Portraits (2): A chalk drawing in profile of Iseult MacBride (1894-1954) by her mother and an oil of the same by George Russell [in possession of Ian Stuart], were both shown in the NGI Yeats Centenary Exhibition of 1965. See also numerous photographs and portraits illustrating A. N. Jeffares, W. B. Yeats: A New Biography (1988).

Portraits (3): A portrait of Maud Gonne by Sarah Purser hangs in Municipal Gallery (See Catherine Fay, W. B. Yeats and His Circle, NLI 1989, Chap. 6); see also Anne Crookshank, Ulster Muswum Portrait Exhibition (1965); also J. M. Hone, W. B. Yeats (1942), p.102; Frank Tuohy, Yeats (1976), p.172; James W. Flannery, Yeats and the Idea of a Theatre (Toronto: Macmillan 1976; rep. Yale UP 1989), pl. 4 [Maud Gonne as Cathleen ni Houlihan; permission of Michael Yeats].

Suellen Hoy, ‘The Irish Girls’ Rising: Building the Women’s Labor Movement in Progressive-Era Chicago’, in Labor, 9, 1 (2012), pp.77-100: The Chicago Women’s Trade Union League (CWTUL) inaugurated at Hull House in 1904, had its roots in short-lived Maud Gonne Club, the 1900 stockyard strike of Irish women, and Local 183 of the Amalgamated Meat Cutters, the first women's union in the stockyards.
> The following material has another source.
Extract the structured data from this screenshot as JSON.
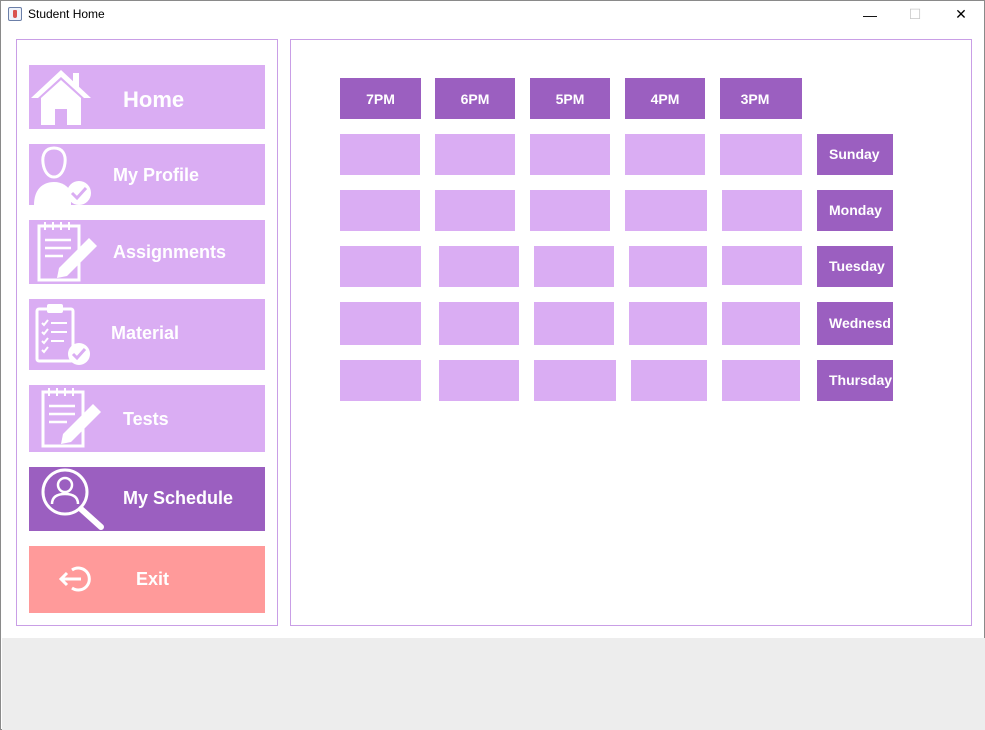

Mary E. McDowell, head resident of the University of Chicago Settlement and advisor to Local 183, served as CWTUL’s first president from 1904 to 1907. The working-class leadership of the Chicago branch - unlike its better-known counterpart in New York - was “old immigrant” (primarily Irish Catholic but also including Germans and Scandinavians) with a distinct culture that derived from its ethnic makeup and its settlement-house attachments. In “The Irish Girls’ Rising,” Suellen Hoy explores these developments and highlights CWTUL’s significance in building the women's labor movement in Chicago at the turn of the twentieth century.’ (Irish Diaspora email notice from Margaret Preston, Augustana College, Sioux Falls; 03.06.2012.)